= Herbert Lottman =

Herbert Roger Lottman (August 16, 1927, Brooklyn – August 27, 2014, Paris) was an American author who specialized in writing biographies on French subjects. An influential biographer, he published 17 biographies, 15 of which were related to French culture, commerce, or politics; including works on Albert Camus, Colette, Gustave Flaubert, Henri Philippe Pétain, Jules Verne, and the Rothschild banking family of France. He wrote that, just before dying, Albert Camus was pledged to marry. Camus's estate tried to block his book, partly because of this controversial statement.

==Life and career==
Born in Brooklyn, Lottman was the son of a Broadway press agent. His brother, Evan A. Lottman, is an Oscar nominated film editor. He graduated from New York University in 1948 with degrees in English and biology. He won a Fulbright Scholarship which enabled him to pursue further studies in Paris. There he met and married his first wife Michele before returning to New York to attend graduate school at Columbia University, graduating with a Masters in English in 1951.

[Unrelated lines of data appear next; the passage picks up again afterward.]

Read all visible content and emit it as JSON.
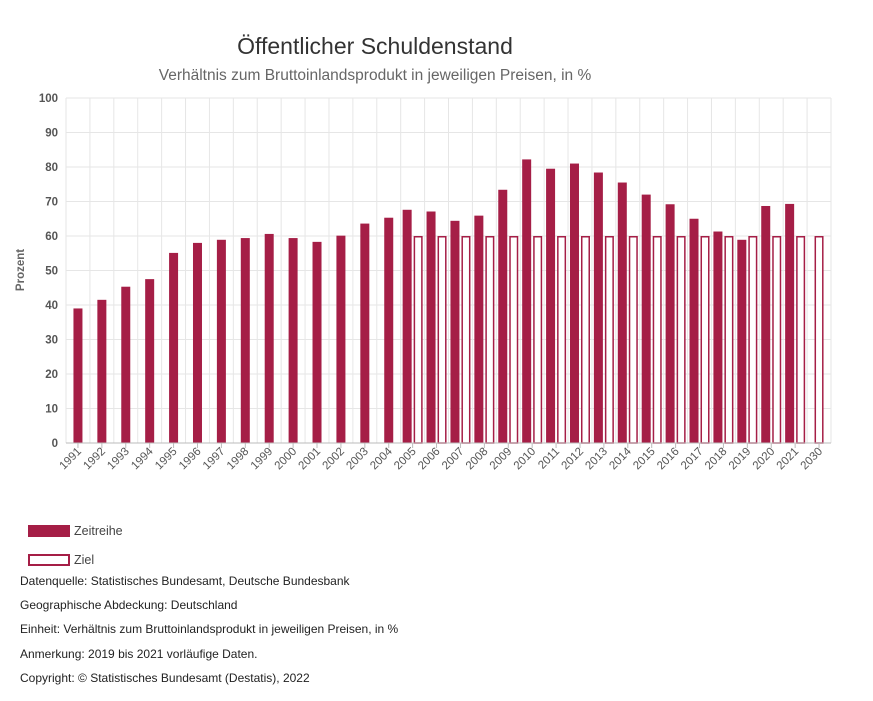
{
  "colors": {
    "series": "#a51e46",
    "grid": "#e6e6e6",
    "axis": "#bbbbbb"
  },
  "chart_data": {
    "type": "bar",
    "title": "Öffentlicher Schuldenstand",
    "subtitle": "Verhältnis zum Bruttoinlandsprodukt in jeweiligen Preisen, in %",
    "xlabel": "",
    "ylabel": "Prozent",
    "ylim": [
      0,
      100
    ],
    "yticks": [
      0,
      10,
      20,
      30,
      40,
      50,
      60,
      70,
      80,
      90,
      100
    ],
    "categories": [
      "1991",
      "1992",
      "1993",
      "1994",
      "1995",
      "1996",
      "1997",
      "1998",
      "1999",
      "2000",
      "2001",
      "2002",
      "2003",
      "2004",
      "2005",
      "2006",
      "2007",
      "2008",
      "2009",
      "2010",
      "2011",
      "2012",
      "2013",
      "2014",
      "2015",
      "2016",
      "2017",
      "2018",
      "2019",
      "2020",
      "2021",
      "2030"
    ],
    "series": [
      {
        "name": "Zeitreihe",
        "style": "solid",
        "values": [
          39.0,
          41.5,
          45.3,
          47.5,
          55.1,
          58.0,
          58.9,
          59.4,
          60.6,
          59.4,
          58.3,
          60.1,
          63.6,
          65.3,
          67.6,
          67.1,
          64.4,
          65.9,
          73.4,
          82.2,
          79.5,
          81.0,
          78.4,
          75.5,
          72.0,
          69.2,
          65.0,
          61.3,
          58.9,
          68.7,
          69.3,
          null
        ]
      },
      {
        "name": "Ziel",
        "style": "outline",
        "values": [
          null,
          null,
          null,
          null,
          null,
          null,
          null,
          null,
          null,
          null,
          null,
          null,
          null,
          null,
          60,
          60,
          60,
          60,
          60,
          60,
          60,
          60,
          60,
          60,
          60,
          60,
          60,
          60,
          60,
          60,
          60,
          60
        ]
      }
    ]
  },
  "legend": {
    "items": [
      {
        "label": "Zeitreihe"
      },
      {
        "label": "Ziel"
      }
    ]
  },
  "notes": {
    "source": "Datenquelle: Statistisches Bundesamt, Deutsche Bundesbank",
    "coverage": "Geographische Abdeckung: Deutschland",
    "unit": "Einheit: Verhältnis zum Bruttoinlandsprodukt in jeweiligen Preisen, in %",
    "remark": "Anmerkung: 2019 bis 2021 vorläufige Daten.",
    "copyright": "Copyright: © Statistisches Bundesamt (Destatis), 2022"
  }
}
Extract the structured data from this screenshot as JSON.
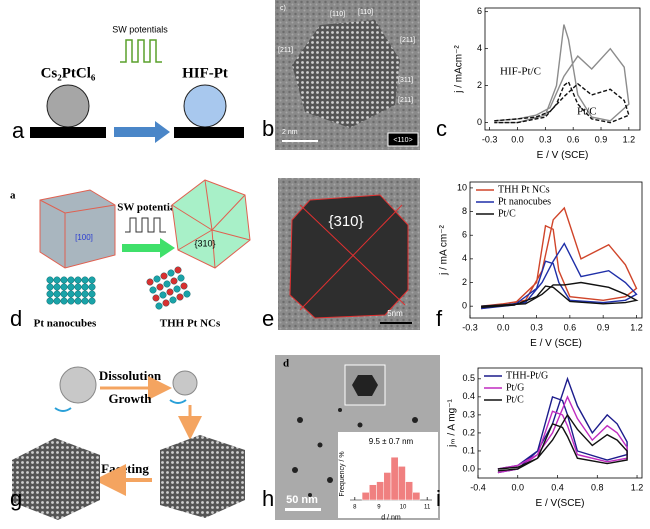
{
  "panel_labels": [
    "a",
    "b",
    "c",
    "d",
    "e",
    "f",
    "g",
    "h",
    "i"
  ],
  "panels": {
    "a": {
      "precursor": "Cs₂PtCl₆",
      "process": "SW potentials",
      "product": "HIF-Pt"
    },
    "b": {
      "corner": "c)",
      "indices": [
        "[110]",
        "[110]",
        "[211]",
        "[211]",
        "[311]",
        "[211]"
      ],
      "scale_bar": "2 nm",
      "zone_axis": "<110>"
    },
    "d": {
      "corner": "a",
      "process": "SW potentials",
      "facet_cube": "[100]",
      "facet_thh": "{310}",
      "left_caption": "Pt nanocubes",
      "right_caption": "THH Pt NCs"
    },
    "e": {
      "facet": "{310}",
      "scale_bar": "5nm"
    },
    "g": {
      "steps": [
        "Dissolution",
        "Growth",
        "Faceting"
      ]
    },
    "h": {
      "corner": "d",
      "scale_bar": "50 nm"
    }
  },
  "chart_data": [
    {
      "type": "line",
      "xlabel": "E / V (SCE)",
      "ylabel": "j / mAcm⁻²",
      "legend": false,
      "xlim": [
        -0.35,
        1.32
      ],
      "ylim": [
        -0.4,
        6.2
      ],
      "xticks": [
        -0.3,
        {
          "value": 0,
          "label": "0.0"
        },
        0.3,
        0.6,
        0.9,
        1.2
      ],
      "yticks": [
        0,
        2,
        4,
        6
      ],
      "x": [
        -0.25,
        0,
        0.2,
        0.35,
        0.5,
        0.65,
        0.8,
        1.0,
        1.15,
        1.2,
        1.0,
        0.8,
        0.65,
        0.55,
        0.5,
        0.42,
        0.3,
        0,
        -0.25
      ],
      "series": [
        {
          "name": "HIF-Pt/C",
          "color": "#8c8c8c",
          "dashed": false,
          "values": [
            0.1,
            0.2,
            0.4,
            0.8,
            2.5,
            3.6,
            2.9,
            4.0,
            3.0,
            1.0,
            0.1,
            0.3,
            1.5,
            4.5,
            5.3,
            2.0,
            0.4,
            0.0,
            0.0
          ]
        },
        {
          "name": "Pt/C",
          "color": "#111111",
          "dashed": true,
          "values": [
            0.1,
            0.2,
            0.3,
            0.6,
            1.4,
            2.1,
            1.5,
            1.8,
            1.2,
            0.4,
            0.0,
            0.2,
            1.0,
            2.2,
            2.0,
            1.0,
            0.3,
            0.0,
            0.0
          ]
        }
      ]
    },
    {
      "type": "line",
      "xlabel": "E / V (SCE)",
      "ylabel": "j / mA cm⁻²",
      "legend": "upper left",
      "xlim": [
        -0.3,
        1.25
      ],
      "ylim": [
        -1,
        10.5
      ],
      "xticks": [
        -0.3,
        {
          "value": 0,
          "label": "0.0"
        },
        0.3,
        0.6,
        0.9,
        1.2
      ],
      "yticks": [
        0,
        2,
        4,
        6,
        8,
        10
      ],
      "x": [
        -0.2,
        0,
        0.2,
        0.35,
        0.45,
        0.55,
        0.7,
        0.95,
        1.1,
        1.2,
        1.1,
        0.9,
        0.6,
        0.5,
        0.45,
        0.38,
        0.3,
        0.1,
        -0.2
      ],
      "series": [
        {
          "name": "THH Pt NCs",
          "color": "#d0452a",
          "values": [
            0,
            0.2,
            0.5,
            3,
            7.3,
            8.3,
            4,
            5.2,
            3.5,
            1.5,
            0.8,
            0.5,
            0.8,
            3,
            6.5,
            6.8,
            2,
            0.2,
            -0.2
          ]
        },
        {
          "name": "Pt nanocubes",
          "color": "#1f2fa8",
          "values": [
            0,
            0.1,
            0.3,
            2,
            3.8,
            5.3,
            2.5,
            3.0,
            2,
            1.0,
            0.5,
            0.3,
            0.5,
            2,
            3.6,
            3.8,
            1.5,
            0.1,
            -0.2
          ]
        },
        {
          "name": "Pt/C",
          "color": "#111111",
          "values": [
            0,
            0.1,
            0.2,
            1,
            1.8,
            1.8,
            2.0,
            1.6,
            1,
            0.5,
            0.3,
            0.2,
            0.4,
            1.2,
            1.6,
            1.7,
            0.8,
            0.1,
            -0.1
          ]
        }
      ]
    },
    {
      "type": "line",
      "xlabel": "E / V(SCE)",
      "ylabel": "jₘ / A mg⁻¹",
      "legend": "upper left",
      "xlim": [
        -0.4,
        1.25
      ],
      "ylim": [
        -0.05,
        0.56
      ],
      "xticks": [
        -0.4,
        {
          "value": 0,
          "label": "0.0"
        },
        0.4,
        0.8,
        1.2
      ],
      "yticks": [
        {
          "value": 0,
          "label": "0.0"
        },
        0.1,
        0.2,
        0.3,
        0.4,
        0.5
      ],
      "x": [
        -0.2,
        0,
        0.2,
        0.35,
        0.5,
        0.6,
        0.75,
        0.9,
        1.0,
        1.1,
        1.1,
        0.9,
        0.6,
        0.5,
        0.45,
        0.35,
        0.2,
        0,
        -0.2
      ],
      "series": [
        {
          "name": "THH-Pt/G",
          "color": "#1c1c8c",
          "values": [
            0,
            0.02,
            0.1,
            0.25,
            0.5,
            0.35,
            0.2,
            0.3,
            0.25,
            0.15,
            0.08,
            0.05,
            0.1,
            0.3,
            0.38,
            0.4,
            0.1,
            0,
            -0.02
          ]
        },
        {
          "name": "Pt/G",
          "color": "#c02cc0",
          "values": [
            0,
            0.02,
            0.08,
            0.2,
            0.4,
            0.28,
            0.16,
            0.24,
            0.2,
            0.12,
            0.06,
            0.04,
            0.08,
            0.24,
            0.3,
            0.32,
            0.08,
            0,
            -0.02
          ]
        },
        {
          "name": "Pt/C",
          "color": "#111111",
          "values": [
            0,
            0.01,
            0.06,
            0.16,
            0.3,
            0.22,
            0.13,
            0.19,
            0.16,
            0.1,
            0.05,
            0.03,
            0.06,
            0.18,
            0.23,
            0.25,
            0.06,
            0,
            -0.01
          ]
        }
      ]
    },
    {
      "type": "histogram",
      "annotation": "9.5 ± 0.7 nm",
      "xlabel": "d / nm",
      "ylabel": "Frequency / %",
      "xlim": [
        7.8,
        11.2
      ],
      "ylim": [
        0,
        34
      ],
      "xticks": [
        8,
        9,
        10,
        11
      ],
      "color": "#f08080",
      "bins": [
        8.3,
        8.6,
        8.9,
        9.2,
        9.5,
        9.8,
        10.1,
        10.4,
        10.7
      ],
      "values": [
        5,
        10,
        12,
        18,
        28,
        22,
        12,
        5
      ]
    }
  ]
}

In 1956 Lottman moved to Paris where he briefly attempted to pursue a career as a novelist. He ultimately settled on managing the Paris branch of the publisher Farrar, Straus and Giroux, writing freelance articles for magazines, and working as a biographer, publishing his first book, Detours From the Grand Tour, in 1970. He also worked for Publishers Weekly as a writer for four decades.

In 1991 Lottman was appointed Chevalier of the Ordre des Arts et des Lettres, and was later made an Officer in 1996. He died at his home in Paris at the age of 87 and is buried at the Montparnasse Cemetery.